Embedded software error handling is something that teams often struggle with. It’s very tempting to assume that a system will behave as perfectly in the field as it does on the engineering bench. However, embedded software is written under the best of conditions during development. The developer knows their own concept of how the system is supposed to work. Things usually work quite smoothly, but as thousands of devices start to get in the hands of users, the chances that the unexpected will happen and errors will occur becomes statistically likely. In today’s post, let’s explore several strategies developers need to write software that can handle unexpected errors.
Strategy #1 – Constantly consider what can go wrong
The first strategy developers need to deploy to handle errors is to actively question what can go wrong as they write every single line of code. For example, the moment I write the implementation for a function like:
void Dio_WriteChannel(DioChannel_t Channel, bool state)
// Additional code goes here
I’m asking myself several questions:
- What happens if the Channel parameter goes out of range?
- Should the function return an error code or success flag?
- How do I validate that the desired channel state has changed?
- What do I do if the state tries to change but can’t?
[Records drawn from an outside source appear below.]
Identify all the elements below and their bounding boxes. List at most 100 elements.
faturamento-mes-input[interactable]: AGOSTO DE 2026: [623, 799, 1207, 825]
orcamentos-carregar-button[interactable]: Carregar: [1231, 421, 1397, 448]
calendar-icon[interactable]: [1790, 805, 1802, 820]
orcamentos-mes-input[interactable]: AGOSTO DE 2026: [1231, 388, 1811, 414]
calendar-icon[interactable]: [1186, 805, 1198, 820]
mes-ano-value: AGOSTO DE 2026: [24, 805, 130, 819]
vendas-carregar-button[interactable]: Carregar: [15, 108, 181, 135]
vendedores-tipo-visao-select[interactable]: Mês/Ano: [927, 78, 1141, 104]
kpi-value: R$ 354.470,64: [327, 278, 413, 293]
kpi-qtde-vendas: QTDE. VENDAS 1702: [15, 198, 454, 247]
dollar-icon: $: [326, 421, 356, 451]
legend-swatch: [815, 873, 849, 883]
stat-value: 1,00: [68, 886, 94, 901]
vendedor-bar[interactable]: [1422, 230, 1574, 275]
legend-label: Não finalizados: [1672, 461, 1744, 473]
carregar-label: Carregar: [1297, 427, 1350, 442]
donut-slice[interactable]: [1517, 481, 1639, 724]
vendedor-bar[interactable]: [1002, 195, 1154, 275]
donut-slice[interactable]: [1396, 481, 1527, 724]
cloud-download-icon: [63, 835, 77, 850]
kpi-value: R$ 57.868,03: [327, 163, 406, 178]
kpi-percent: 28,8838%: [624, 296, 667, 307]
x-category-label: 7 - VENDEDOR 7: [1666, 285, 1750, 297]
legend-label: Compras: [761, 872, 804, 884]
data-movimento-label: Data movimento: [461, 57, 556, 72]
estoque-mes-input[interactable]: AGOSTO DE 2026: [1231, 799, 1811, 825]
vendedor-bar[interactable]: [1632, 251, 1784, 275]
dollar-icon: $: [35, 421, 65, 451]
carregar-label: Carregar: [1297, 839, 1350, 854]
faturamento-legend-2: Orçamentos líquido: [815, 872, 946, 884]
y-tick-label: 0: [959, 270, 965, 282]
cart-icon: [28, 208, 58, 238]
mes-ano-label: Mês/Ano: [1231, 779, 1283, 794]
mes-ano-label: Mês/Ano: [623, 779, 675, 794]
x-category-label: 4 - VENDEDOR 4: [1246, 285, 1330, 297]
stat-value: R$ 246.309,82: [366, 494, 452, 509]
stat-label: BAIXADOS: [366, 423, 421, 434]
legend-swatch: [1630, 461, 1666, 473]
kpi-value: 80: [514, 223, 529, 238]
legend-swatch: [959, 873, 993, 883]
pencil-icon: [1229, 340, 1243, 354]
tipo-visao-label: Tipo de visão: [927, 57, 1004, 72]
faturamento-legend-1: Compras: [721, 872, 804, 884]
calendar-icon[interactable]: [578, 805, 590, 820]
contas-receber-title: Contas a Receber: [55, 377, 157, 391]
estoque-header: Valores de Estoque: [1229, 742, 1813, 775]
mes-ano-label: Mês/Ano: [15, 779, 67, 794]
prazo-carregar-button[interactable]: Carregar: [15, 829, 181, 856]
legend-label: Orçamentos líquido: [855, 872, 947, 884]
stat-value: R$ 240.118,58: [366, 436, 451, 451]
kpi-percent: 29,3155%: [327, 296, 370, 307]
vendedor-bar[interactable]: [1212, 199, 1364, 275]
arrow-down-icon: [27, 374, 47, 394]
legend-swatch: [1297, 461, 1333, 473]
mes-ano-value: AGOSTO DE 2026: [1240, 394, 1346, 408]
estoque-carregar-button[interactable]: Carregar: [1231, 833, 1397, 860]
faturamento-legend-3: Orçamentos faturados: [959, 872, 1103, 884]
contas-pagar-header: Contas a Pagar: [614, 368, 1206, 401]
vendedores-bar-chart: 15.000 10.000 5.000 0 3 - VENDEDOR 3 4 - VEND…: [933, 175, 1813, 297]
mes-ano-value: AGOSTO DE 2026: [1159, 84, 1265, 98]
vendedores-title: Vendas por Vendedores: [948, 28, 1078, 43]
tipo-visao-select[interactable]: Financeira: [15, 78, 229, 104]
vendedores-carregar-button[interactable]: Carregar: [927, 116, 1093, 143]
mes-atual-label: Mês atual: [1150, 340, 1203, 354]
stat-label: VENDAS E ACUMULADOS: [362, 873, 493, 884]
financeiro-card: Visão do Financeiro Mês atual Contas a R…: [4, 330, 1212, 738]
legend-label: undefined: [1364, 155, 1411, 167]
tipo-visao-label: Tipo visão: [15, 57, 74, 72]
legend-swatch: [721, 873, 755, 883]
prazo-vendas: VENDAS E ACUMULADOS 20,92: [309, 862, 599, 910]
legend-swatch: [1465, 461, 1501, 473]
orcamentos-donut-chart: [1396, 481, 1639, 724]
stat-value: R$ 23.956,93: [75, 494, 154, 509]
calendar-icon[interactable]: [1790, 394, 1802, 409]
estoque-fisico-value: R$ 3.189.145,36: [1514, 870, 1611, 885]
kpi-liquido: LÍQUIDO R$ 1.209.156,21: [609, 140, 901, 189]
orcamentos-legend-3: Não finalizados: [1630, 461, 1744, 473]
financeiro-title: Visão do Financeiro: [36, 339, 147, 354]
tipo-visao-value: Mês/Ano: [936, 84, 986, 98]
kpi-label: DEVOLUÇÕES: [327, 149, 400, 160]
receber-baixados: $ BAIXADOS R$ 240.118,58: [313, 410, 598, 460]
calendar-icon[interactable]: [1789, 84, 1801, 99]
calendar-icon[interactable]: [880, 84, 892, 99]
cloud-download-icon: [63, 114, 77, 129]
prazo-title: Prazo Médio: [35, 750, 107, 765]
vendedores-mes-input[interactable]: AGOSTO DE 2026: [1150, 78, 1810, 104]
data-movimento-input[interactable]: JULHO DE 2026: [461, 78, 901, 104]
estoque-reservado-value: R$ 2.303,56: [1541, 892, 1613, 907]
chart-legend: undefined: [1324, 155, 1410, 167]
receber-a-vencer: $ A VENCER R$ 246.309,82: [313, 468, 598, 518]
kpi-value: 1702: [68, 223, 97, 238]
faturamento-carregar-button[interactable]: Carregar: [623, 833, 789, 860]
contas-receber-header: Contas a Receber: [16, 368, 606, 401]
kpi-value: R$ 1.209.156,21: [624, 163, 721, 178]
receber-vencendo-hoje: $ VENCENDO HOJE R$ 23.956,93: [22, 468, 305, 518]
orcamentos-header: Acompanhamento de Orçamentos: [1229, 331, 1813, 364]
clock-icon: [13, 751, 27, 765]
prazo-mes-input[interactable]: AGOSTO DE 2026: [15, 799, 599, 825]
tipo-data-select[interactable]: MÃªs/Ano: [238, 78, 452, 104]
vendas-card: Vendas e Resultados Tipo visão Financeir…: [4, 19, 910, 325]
- Can memory become corrupted such that my bool state variable is something other than true or false? If so, how do I handle that?
- Is an assert enough to check boundary conditions at development time, or should there be real-time checks on the parameters?
That’s a lot of questions for such a simple and common code block. The details of the function can result in far more complex questions! If you want to handle errors, though, you have to be constantly questioning the code and what could go wrong.
Strategy #2 – Document your concerns and questions using TODO
As software is developed, there are sometimes more questions than there are answers for at the moment. In the above example, there may not be an answer yet for how return errors will be handled. It would be straightforward just to let it be for now, but then with other fires undoubtedly cropping up, the question would be forgotten in the noise.
As I’m writing my software, one technique I use, which is probably more tactical than strategic, is to sprinkle my concerns or questions in the code comments. Most modern IDE’s will have custom tags that can be pulled from the code to create a list, such as TODO. These will show up as informational messages. If there is an error that needs to be handled, but I’m not sure how to do it at that point, I will use TODO. If there is an implementation, but I want to review it, I will probably use a TODO but maybe some other keyword that I could easily search the code for. There needs to be some care taken not to overload the TODO informational messages; otherwise, it becomes too noisy, but we also want to make sure we don’t lose our question or issue. (Yes, external trackers can be used, but I find it’s far easier to keep it with the code so it can be seen easily in code reviewers and other developers).
Strategy #3 – Lose the “I’ll go back later attitude.”
I can’t tell you how many times I’ve been told, “We know this isn’t the right way to do this, but we will go back later and fix it!”. I’ve heard this from entry-level engineers and engineers with decades of experience who should know better. There is no better time than the present to fix something, document it, or implement error checking. There is just always fire or some issue that is fighting for developer attention, and while we always have the best intentions to go back and add that error handling, it’s never going to happen!
As soon as something appears to work for management, it’s time to move on to the next pressing issue. If it’s working, why would you invest more time in it for diminishing returns? Management doesn’t realize that you didn’t include error checking or that there are gaping holes in the implementation! If the product needs robustness, don’t try to add it later or believe that you can go back later and fix it. Instead, do what needs to be done while you write the code, and then you can sleep better at night knowing there isn’t an error in hiding waiting to ruin your week.
The way a developer approaches writing their software determines whether their system will recover from errors gracefully or whether it will metaphorically blow up in their users’ faces. The key is having the right development attitude that considers what can go wrong and implementing the recovery mechanism while the software is written. I often hear teams say they will work and go back later to clean it up and handle errors. Unfortunately, it rarely happens, and the result is deploying a disaster that is just waiting to happen. To better handle errors, deal with what can go wrong in the moment because otherwise, it will never be handled.